Cosatu's Dlamini, who is also a member of the ANC national executive committee, called on Zuma to fire Motshekga on his capacity as president of the ruling party and head of state. "We're saying the president of the ANC, the state president who appoints ministers, must recall this minister," he said.

"President we're tired of making this call [for Motshekga's axing] everyday." Zuma must also fire Soobrayan because he appointed him, Dlamini said.

"The education of our children cannot be held to ransom by these two individuals." Motshekga was an obstacle in improving basic education, Dlamini said. "[We're saying to] that minister, Angie Motshekga, we want to move forward in transforming education. She's not fitting the bill."

'Oil onto fire'
Dlamini warned Motshekga against taking action against any of the thousands of teachers who marched. "The minister must even think of that. Already there's fire. Don't pour oil onto fire," he said.

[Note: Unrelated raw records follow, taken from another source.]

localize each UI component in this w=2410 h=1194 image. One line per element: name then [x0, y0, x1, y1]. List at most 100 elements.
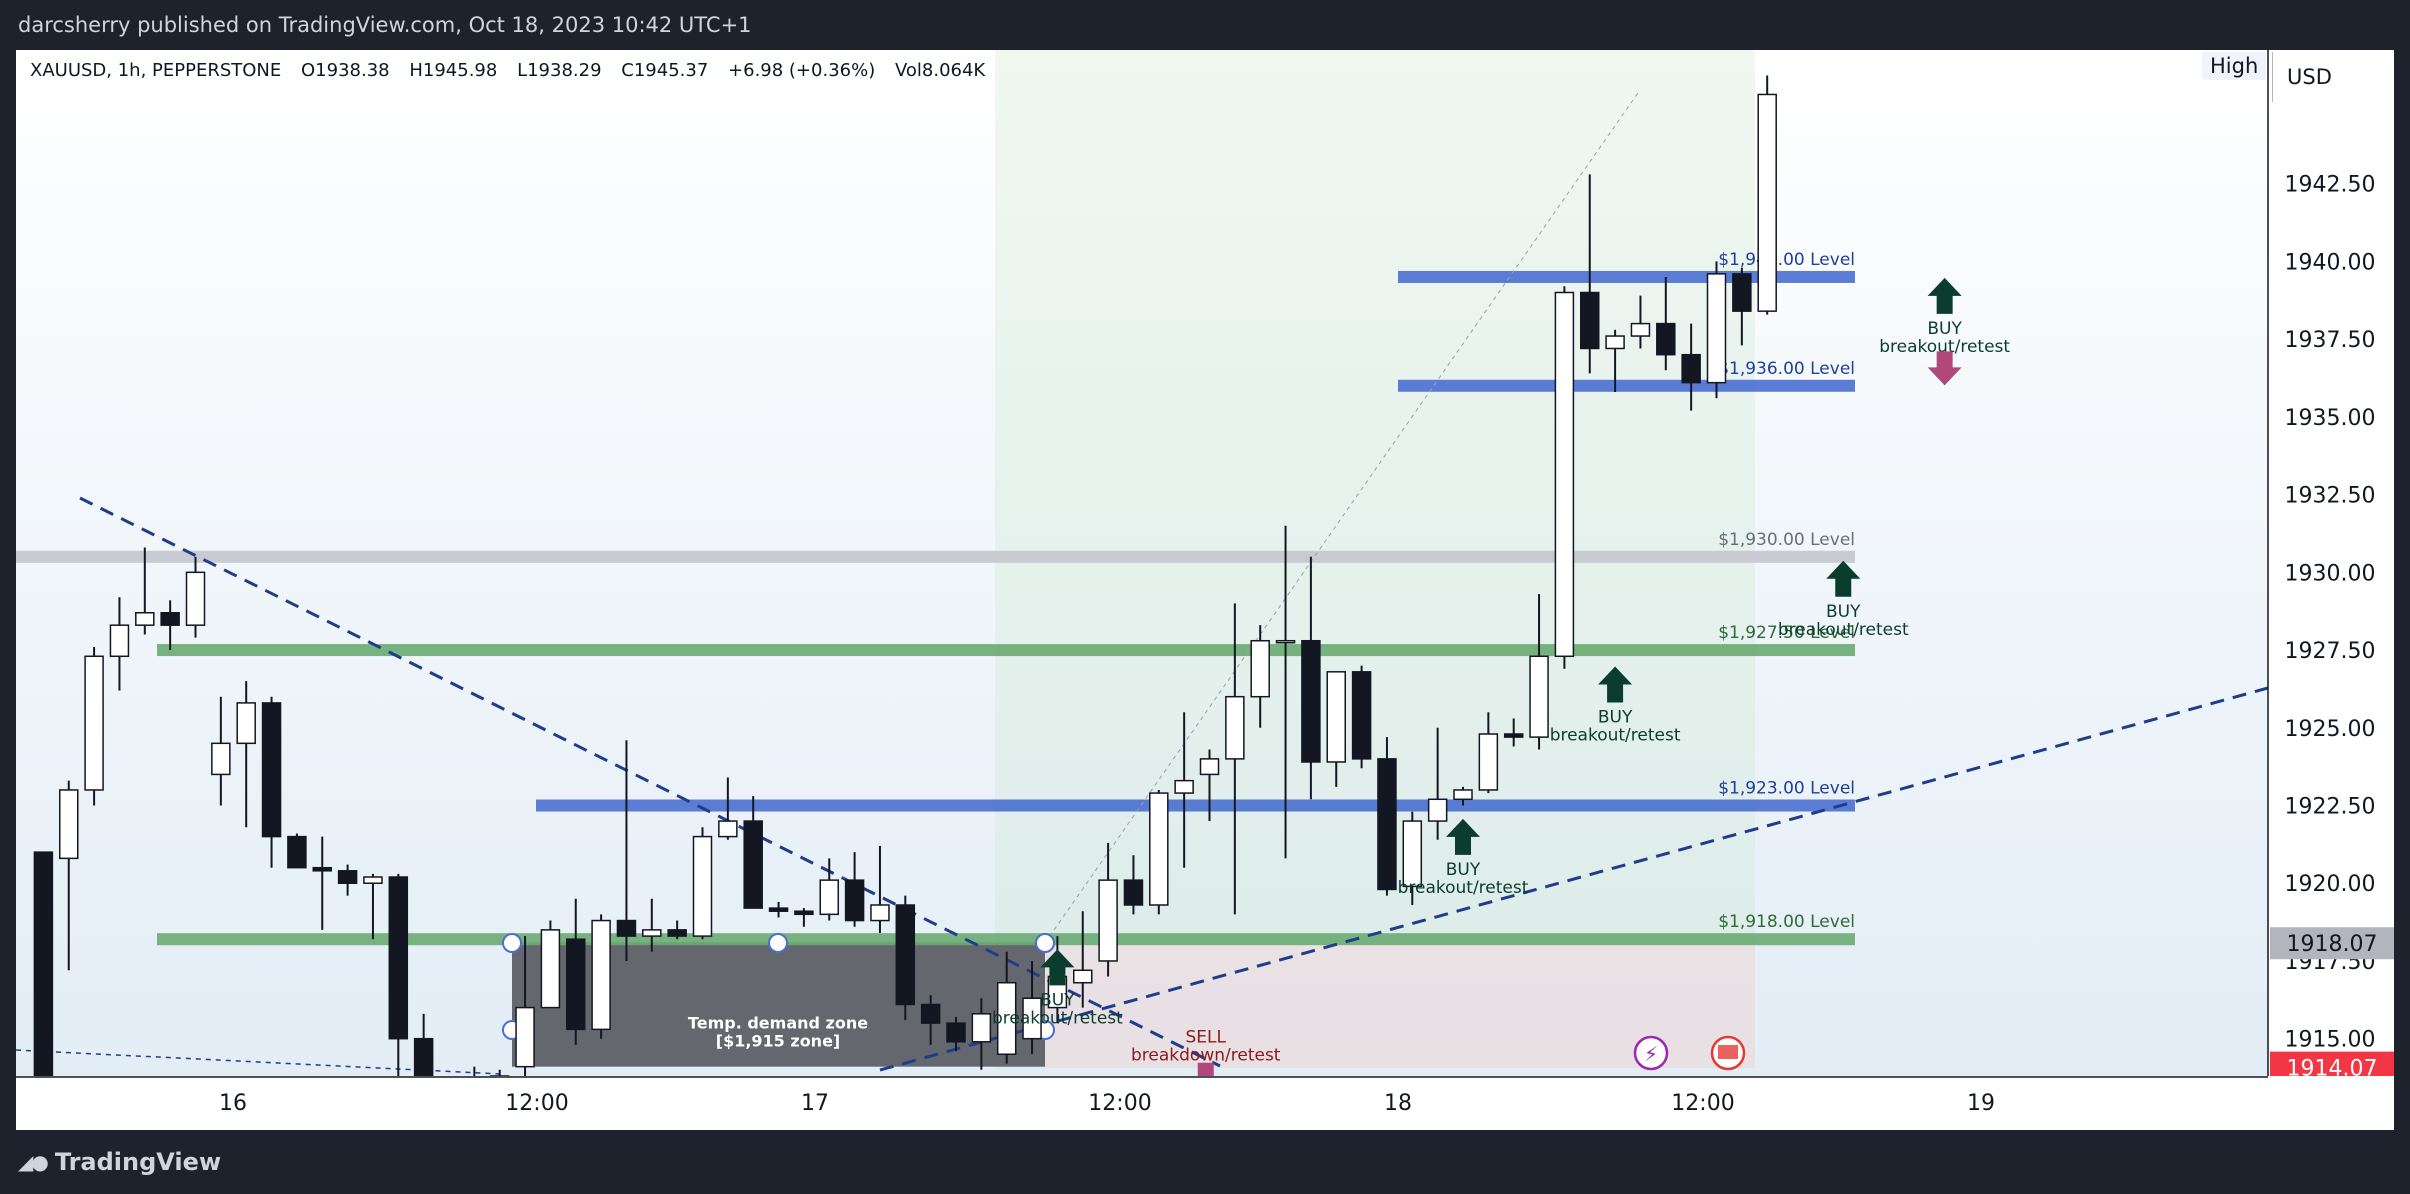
- candle-body: [135, 611, 155, 626]
- candle-body: [109, 624, 130, 658]
- level-label: $1,927.50 Level: [1718, 623, 1855, 643]
- candle-body: [1503, 733, 1524, 738]
- candle-body: [971, 1013, 992, 1043]
- lightning-glyph: ⚡: [1644, 1042, 1658, 1066]
- downtrend-line: [79, 496, 1221, 1068]
- candle-body: [743, 820, 763, 909]
- currency-button[interactable]: USD: [2272, 52, 2378, 102]
- demand-zone-label-line2: [$1,915 zone]: [716, 1031, 840, 1050]
- price-tick-label: 1915.00: [2285, 1028, 2376, 1053]
- buy-arrow-icon: [1040, 949, 1075, 986]
- time-tick-label: 12:00: [505, 1091, 568, 1116]
- time-tick-label: 18: [1384, 1091, 1412, 1116]
- tradingview-logo[interactable]: ◢● TradingView: [18, 1148, 221, 1176]
- candle-body: [1605, 335, 1625, 350]
- level-label: $1,930.00 Level: [1718, 530, 1855, 550]
- candle-body: [540, 929, 561, 1009]
- candle-body: [1706, 273, 1727, 384]
- buy-signal-sublabel: breakout/retest: [1879, 337, 2010, 357]
- buy-signal-sublabel: breakout/retest: [1778, 620, 1909, 640]
- candle-body: [1453, 789, 1473, 801]
- tradingview-logo-icon: ◢●: [18, 1150, 49, 1174]
- candle-body: [185, 571, 206, 626]
- candle-body: [591, 919, 611, 1031]
- footer-bar: ◢● TradingView: [0, 1130, 2410, 1194]
- ohlc-low: L1938.29: [517, 60, 602, 81]
- buy-arrow-icon: [1826, 560, 1861, 597]
- position-diagonal: [1044, 89, 1641, 944]
- candle-body: [84, 655, 104, 791]
- candle-body: [1174, 779, 1194, 794]
- candle-body: [287, 835, 307, 869]
- ohlc-close: C1945.37: [621, 60, 709, 81]
- symbol-name[interactable]: XAUUSD, 1h, PEPPERSTONE: [30, 60, 282, 81]
- price-tag: [2270, 927, 2394, 960]
- candle-body: [1073, 969, 1093, 984]
- candle-body: [236, 702, 256, 745]
- candle-body: [642, 929, 662, 937]
- time-tick-label: 19: [1967, 1091, 1995, 1116]
- buy-arrow-icon: [1446, 818, 1480, 855]
- candle-body: [1529, 655, 1549, 738]
- price-tick-label: 1930.00: [2285, 561, 2376, 586]
- candle-body: [566, 938, 586, 1031]
- buy-arrow-icon: [1927, 277, 1962, 314]
- candle-body: [920, 1003, 941, 1024]
- buy-signal-label: BUY: [1446, 860, 1481, 880]
- candle-body: [1275, 639, 1296, 644]
- price-tick-label: 1922.50: [2285, 795, 2376, 820]
- lightning-event-icon: [1633, 1035, 1669, 1071]
- high-button[interactable]: High: [2202, 52, 2267, 80]
- candle-body: [59, 789, 79, 860]
- candle-body: [1149, 792, 1169, 906]
- level-line: [157, 644, 1855, 657]
- candle-body: [1098, 879, 1118, 962]
- price-tag-label: 1918.07: [2287, 932, 2378, 957]
- uptrend-line: [879, 686, 2269, 1072]
- level-line: [536, 799, 1855, 812]
- ohlc-change: +6.98 (+0.36%): [728, 60, 876, 81]
- candle-body: [1377, 758, 1397, 891]
- candle-body: [667, 929, 687, 937]
- demand-zone-label-line1: Temp. demand zone: [688, 1013, 868, 1032]
- zone-handle: [768, 933, 788, 953]
- candle-body: [312, 866, 332, 872]
- candle-body: [1199, 758, 1220, 776]
- candle-body: [1301, 639, 1321, 763]
- sell-arrow-icon: [1927, 351, 1962, 386]
- candle-body: [1427, 798, 1448, 822]
- buy-signal-sublabel: breakout/retest: [992, 1008, 1123, 1028]
- candle-body: [1351, 671, 1372, 760]
- level-line: [1398, 270, 1855, 283]
- candle-body: [1580, 291, 1600, 350]
- candle-body: [515, 1006, 535, 1068]
- time-axis-background: [16, 1076, 2394, 1130]
- candle-body: [718, 820, 738, 838]
- candle-body: [794, 910, 814, 916]
- candle-body: [1681, 353, 1701, 384]
- price-tick-label: 1932.50: [2285, 484, 2376, 509]
- candle-body: [946, 1022, 966, 1043]
- price-tick-label: 1925.00: [2285, 717, 2376, 742]
- ohlc-open: O1938.38: [301, 60, 390, 81]
- candle-body: [768, 907, 789, 912]
- candle-body: [1225, 695, 1245, 760]
- candle-body: [996, 981, 1017, 1055]
- price-tick-label: 1937.50: [2285, 328, 2376, 353]
- level-label: $1,923.00 Level: [1718, 779, 1855, 799]
- candle-body: [1402, 820, 1423, 888]
- buy-signal-label: BUY: [1040, 990, 1075, 1010]
- candle-body: [1478, 733, 1499, 791]
- publish-header: darcsherry published on TradingView.com,…: [0, 0, 2410, 50]
- time-tick-label: 12:00: [1088, 1091, 1151, 1116]
- sell-signal-sublabel: breakdown/retest: [1131, 1046, 1281, 1066]
- symbol-ohlc-bar: XAUUSD, 1h, PEPPERSTONE O1938.38 H1945.9…: [30, 60, 999, 81]
- time-tick-label: 12:00: [1671, 1091, 1734, 1116]
- level-line: [16, 550, 1855, 563]
- level-label: $1,936.00 Level: [1718, 359, 1855, 379]
- candle-body: [844, 879, 865, 922]
- candle-body: [1757, 93, 1777, 312]
- candle-body: [819, 879, 839, 916]
- candle-body: [1123, 879, 1144, 906]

The South African Students Congress (Sasco) and the Young Communist League also turned out to show support for Sadtu. "Away with the dictatorship of the employer, away," Sasco's secretary Themba Masondo howled from the makeshift stage.

Masondo told the teachers Sasco share their gripe that the department undermined them by withdrawing from a collective agreement. "We came to pledge our solidarity with you on behalf of all students in our universities and colleges. We can't stand by when teachers' rights are being violated. Teachers want to be respected in the same way Bobby and Angie want to be respected," he said.